Sonawala Unnati, Busidan Aymeric, Haak David, Pilot Guillaume
School of Plant and Environmental Sciences, Virginia Tech, Blacksburg, Virginia, United States of America.
PLoS One. 2025 Apr 30;20(4):e0315789. doi: 10.1371/journal.pone.0315789. eCollection 2025.
Saccharomyces cerevisiae mutants have been used since the early 1980s as a tool for characterizing genes from other organisms by functional complementation. This approach has been extremely successful in cloning and studying transporters; for instance, plant amino acid, sugar, urea, ammonium, peptide, sodium, and potassium transporters were characterized using yeast mutants lacking these functions. Over the years, new strains lacking even more endogenous transporters have been developed, enabling the characterization of transport properties of heterologous proteins in a more precise way. Furthermore, these strains provide the added possibility of characterizing a transporter belonging to a family of proteins in isolation, and thus can be used to study the relative contribution of redundant transporters to the whole function. We focused on amino acid transport, starting with the yeast strain 22 ∆ 8AA, which was developed to clone plant amino acid transporters in the early 2000s. We recently deleted two additional amino acid permeases, Gnp1 and Agp1, creating 22 ∆ 10α. In the present work, five additional permeases (Bap3, Tat1, Tat2, Agp3, Bap2) were deleted from 22 ∆ 10α genome, in a combination of up to three at a time. Unexpectedly, the amino acid transport properties of the new strains were not very different from the parent, suggesting that these amino acid permeases play a minor role in amino acid uptake, at least in our conditions. Furthermore, the inability to utilize certain amino acids as sole nitrogen source did not correlate with reduced uptake activity, questioning the well-accepted relationship between lack of growth and loss of transport properties. Finally, in order to verify the mutations and the integrity of 22 ∆ 10α genome, we performed whole-genome sequencing of 22 ∆ 10α using long-read PacBio sequencing technology. We successfully assembled 22 ∆ 10α's genome de novo, identified all expected mutations and precisely characterized the nature of the deletions of the ten amino acid transporters. The sequencing data and genome will serve as a valuable resource to researchers interested in using these strains as a tool for amino acid transport study.

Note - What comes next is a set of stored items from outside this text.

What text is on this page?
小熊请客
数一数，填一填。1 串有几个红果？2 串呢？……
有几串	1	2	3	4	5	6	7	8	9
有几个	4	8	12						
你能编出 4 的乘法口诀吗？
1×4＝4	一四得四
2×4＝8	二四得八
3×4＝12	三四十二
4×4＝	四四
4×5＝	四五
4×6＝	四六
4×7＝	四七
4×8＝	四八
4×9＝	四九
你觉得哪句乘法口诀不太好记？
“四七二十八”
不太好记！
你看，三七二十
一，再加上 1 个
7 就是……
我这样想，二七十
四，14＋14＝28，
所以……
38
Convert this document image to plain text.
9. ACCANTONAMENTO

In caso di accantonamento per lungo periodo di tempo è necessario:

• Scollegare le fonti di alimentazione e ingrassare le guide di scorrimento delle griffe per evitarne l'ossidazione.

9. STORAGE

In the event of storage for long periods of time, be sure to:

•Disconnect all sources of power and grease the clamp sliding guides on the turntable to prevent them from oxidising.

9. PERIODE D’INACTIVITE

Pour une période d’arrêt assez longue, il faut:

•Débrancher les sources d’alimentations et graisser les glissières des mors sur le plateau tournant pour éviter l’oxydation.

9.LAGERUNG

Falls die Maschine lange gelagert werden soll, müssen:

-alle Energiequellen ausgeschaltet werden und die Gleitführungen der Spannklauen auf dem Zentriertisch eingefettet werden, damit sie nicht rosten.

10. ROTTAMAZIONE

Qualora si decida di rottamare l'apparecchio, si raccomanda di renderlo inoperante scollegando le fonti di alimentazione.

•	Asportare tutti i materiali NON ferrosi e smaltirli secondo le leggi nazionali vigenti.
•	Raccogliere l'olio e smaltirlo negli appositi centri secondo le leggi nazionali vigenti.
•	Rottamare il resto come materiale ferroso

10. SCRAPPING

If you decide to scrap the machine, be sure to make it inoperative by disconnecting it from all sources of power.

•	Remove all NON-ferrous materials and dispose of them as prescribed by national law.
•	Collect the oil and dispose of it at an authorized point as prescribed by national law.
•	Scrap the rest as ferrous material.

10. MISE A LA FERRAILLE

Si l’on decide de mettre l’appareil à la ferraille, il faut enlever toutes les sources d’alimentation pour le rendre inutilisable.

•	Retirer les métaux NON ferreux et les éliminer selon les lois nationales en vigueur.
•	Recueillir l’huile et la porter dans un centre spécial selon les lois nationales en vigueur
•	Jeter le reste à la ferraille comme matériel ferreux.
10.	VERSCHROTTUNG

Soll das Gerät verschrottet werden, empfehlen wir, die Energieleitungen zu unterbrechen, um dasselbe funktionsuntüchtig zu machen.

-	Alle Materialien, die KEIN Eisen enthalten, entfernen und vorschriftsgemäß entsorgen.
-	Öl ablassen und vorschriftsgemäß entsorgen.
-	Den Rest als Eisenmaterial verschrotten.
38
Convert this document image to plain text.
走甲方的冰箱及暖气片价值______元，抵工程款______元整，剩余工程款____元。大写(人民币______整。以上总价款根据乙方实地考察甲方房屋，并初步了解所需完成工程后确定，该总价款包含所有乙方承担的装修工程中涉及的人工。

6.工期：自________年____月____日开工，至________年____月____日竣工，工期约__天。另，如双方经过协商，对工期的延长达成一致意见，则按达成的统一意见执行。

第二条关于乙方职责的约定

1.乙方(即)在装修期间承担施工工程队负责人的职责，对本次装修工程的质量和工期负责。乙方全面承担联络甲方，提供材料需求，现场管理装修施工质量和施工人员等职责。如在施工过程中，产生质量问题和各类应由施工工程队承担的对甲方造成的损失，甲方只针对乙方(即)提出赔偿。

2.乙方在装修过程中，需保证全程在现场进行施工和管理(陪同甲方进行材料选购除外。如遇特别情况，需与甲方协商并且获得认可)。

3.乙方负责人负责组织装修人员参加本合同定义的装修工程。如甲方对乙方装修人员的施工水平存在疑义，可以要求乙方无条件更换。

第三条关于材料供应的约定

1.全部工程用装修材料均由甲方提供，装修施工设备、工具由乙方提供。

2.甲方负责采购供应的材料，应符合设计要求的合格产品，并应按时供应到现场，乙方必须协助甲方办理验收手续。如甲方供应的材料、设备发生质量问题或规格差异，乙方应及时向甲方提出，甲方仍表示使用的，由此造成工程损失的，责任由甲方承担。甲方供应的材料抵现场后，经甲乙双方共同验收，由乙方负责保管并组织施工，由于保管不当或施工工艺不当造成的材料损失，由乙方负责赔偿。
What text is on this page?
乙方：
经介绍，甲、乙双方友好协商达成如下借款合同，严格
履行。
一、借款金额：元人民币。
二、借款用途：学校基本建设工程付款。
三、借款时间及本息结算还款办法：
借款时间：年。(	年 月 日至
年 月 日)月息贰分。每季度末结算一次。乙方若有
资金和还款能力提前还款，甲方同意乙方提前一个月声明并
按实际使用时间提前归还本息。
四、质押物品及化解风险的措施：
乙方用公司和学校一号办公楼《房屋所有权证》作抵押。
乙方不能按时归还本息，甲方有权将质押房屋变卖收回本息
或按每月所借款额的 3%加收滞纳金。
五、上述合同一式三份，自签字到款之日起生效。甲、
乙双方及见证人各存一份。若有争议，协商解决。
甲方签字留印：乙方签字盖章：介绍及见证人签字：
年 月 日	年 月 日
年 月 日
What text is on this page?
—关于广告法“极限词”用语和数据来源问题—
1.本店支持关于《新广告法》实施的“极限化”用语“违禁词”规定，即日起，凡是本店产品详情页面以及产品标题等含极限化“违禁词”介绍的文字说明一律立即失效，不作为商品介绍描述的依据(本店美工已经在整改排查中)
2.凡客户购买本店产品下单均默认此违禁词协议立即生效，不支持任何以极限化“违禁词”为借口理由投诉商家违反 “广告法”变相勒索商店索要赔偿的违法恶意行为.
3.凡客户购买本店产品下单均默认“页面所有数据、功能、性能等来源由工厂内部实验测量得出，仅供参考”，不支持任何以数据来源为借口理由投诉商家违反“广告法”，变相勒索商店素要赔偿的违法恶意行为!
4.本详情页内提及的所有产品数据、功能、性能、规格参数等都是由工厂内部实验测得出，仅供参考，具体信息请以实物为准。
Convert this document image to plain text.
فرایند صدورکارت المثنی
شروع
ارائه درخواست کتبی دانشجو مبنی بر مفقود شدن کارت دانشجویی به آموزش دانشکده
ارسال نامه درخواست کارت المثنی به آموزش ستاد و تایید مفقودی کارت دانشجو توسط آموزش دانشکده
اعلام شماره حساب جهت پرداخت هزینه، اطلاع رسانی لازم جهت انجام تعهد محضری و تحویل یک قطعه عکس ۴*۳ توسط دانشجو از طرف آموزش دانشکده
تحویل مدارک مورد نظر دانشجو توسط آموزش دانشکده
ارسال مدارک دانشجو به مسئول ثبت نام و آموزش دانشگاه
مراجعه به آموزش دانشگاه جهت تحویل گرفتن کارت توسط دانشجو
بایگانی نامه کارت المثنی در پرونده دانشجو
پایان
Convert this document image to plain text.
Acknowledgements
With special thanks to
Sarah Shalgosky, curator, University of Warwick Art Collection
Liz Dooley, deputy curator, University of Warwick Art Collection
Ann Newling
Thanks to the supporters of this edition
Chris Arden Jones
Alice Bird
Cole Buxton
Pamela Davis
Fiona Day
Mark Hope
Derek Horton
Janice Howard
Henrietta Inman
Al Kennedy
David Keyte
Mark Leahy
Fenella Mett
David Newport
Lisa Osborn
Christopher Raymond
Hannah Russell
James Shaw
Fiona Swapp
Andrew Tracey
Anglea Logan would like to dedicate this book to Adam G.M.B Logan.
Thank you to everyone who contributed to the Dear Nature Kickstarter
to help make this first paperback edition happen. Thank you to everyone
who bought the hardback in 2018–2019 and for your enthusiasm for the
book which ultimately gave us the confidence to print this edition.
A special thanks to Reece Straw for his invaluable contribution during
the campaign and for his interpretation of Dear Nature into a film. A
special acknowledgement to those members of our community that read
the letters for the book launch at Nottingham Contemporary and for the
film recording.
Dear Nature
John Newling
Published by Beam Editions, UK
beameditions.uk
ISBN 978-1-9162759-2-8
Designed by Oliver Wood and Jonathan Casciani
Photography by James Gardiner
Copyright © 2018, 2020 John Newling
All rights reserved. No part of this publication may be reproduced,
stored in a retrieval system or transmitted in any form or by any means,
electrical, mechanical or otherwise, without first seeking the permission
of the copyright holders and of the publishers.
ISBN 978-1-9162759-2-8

自20世纪80年代初以来,酿酒酵母突变体就被用作通过功能互补来表征其他生物体基因的工具。这种方法在克隆和研究转运蛋白方面极其成功;例如,利用缺乏这些功能的酵母突变体对植物氨基酸、糖、尿素、铵、肽、钠和钾转运蛋白进行了表征。多年来,已经开发出了缺乏更多内源性转运蛋白的新菌株,从而能够更精确地表征异源蛋白的转运特性。此外,这些菌株还提供了单独表征属于一个蛋白质家族的转运蛋白的可能性,因此可用于研究冗余转运蛋白对整体功能的相对贡献。我们从21世纪初开发用于克隆植物氨基酸转运蛋白的酵母菌株22 ∆ 8AA开始,专注于氨基酸转运研究。我们最近又删除了另外两个氨基酸通透酶Gnp1和Agp1,构建了22 ∆ 10α。在本研究中,从22 ∆ 10α基因组中一次最多删除三个另外的通透酶(Bap3、Tat1、Tat2、Agp3、Bap2)。出乎意料的是,新菌株的氨基酸转运特性与亲本菌株并没有太大差异,这表明这些氨基酸通透酶在氨基酸摄取中起的作用较小,至少在我们的实验条件下是这样。此外,无法利用某些氨基酸作为唯一氮源与摄取活性降低并无关联,这对普遍接受的生长缺乏与转运特性丧失之间的关系提出了质疑。最后,为了验证22 ∆ 10α基因组的突变和完整性,我们使用长读长PacBio测序技术对22 ∆ 10α进行了全基因组测序。我们成功地从头组装了22 ∆ 10α的基因组,鉴定出所有预期的突变,并精确表征了十个氨基酸转运蛋白缺失的性质。测序数据和基因组将为有兴趣将这些菌株用作氨基酸转运研究工具的研究人员提供宝贵的资源。